I think we all get forum overload sometimes. I know I do.
If there was one plan that worked for everyone, we would all be on it, right? That is what I find amusing and infuriating by turns when I see threads about which plan is the best. What almost no one will say is that we are all different, the same things don't work for all of us, and there is a trial-and-error element to this. Sure, it would be nice if there was a set-in-stone guarantee: "Do X, don't do Y, watch the weight fall off, and be at goal in one year!"
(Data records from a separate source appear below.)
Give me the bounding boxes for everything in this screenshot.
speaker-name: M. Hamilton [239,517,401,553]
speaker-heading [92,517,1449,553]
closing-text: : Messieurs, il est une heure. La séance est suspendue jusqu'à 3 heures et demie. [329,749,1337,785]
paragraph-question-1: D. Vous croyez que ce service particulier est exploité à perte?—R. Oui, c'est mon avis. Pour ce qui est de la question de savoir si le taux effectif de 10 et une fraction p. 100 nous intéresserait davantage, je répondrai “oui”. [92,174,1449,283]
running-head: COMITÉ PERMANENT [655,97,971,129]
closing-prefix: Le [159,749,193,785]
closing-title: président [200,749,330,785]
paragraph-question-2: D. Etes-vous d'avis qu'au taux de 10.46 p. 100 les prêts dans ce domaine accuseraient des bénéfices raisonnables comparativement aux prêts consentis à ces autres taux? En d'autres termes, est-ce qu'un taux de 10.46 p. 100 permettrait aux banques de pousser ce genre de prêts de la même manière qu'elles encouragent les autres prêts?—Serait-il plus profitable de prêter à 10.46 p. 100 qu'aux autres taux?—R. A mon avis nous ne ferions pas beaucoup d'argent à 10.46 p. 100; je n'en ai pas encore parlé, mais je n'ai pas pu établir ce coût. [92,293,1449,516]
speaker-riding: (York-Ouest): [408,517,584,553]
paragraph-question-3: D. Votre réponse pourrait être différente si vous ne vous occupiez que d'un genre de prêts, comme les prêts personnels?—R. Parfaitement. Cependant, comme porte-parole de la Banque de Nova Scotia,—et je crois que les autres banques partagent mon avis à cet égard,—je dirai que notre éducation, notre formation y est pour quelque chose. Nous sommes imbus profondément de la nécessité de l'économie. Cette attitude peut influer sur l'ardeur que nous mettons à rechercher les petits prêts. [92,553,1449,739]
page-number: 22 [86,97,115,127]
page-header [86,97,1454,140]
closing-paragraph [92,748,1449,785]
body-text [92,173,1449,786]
Have a better day and take care!
I fight badgers with spoons.
National Suicide Prevention Lifeline: 800-273-8255
Suicidepreventionlifeline.org
This exactly!! Everyone is different and while some people can do extreme plans and make that work for the long term... I know I can't. There is a reason that my BMI was over 50 and that didn't happen by being able to stick to a strict eating plan. Restricting myself from food and entire food groups is a bad, bad thing for me. It would be so much easier if we all could do the same thing but that's just not possible.
Thanks for the reply! Hope you're having a great day too.
I like when people post progress updates and pics. Those encourage me, but I pity anyone who is struggling and looks for advice on a forum. I no longer offer my personal experience because I get criticized too.
There, took out the symbols to satisfy the IT webmaster.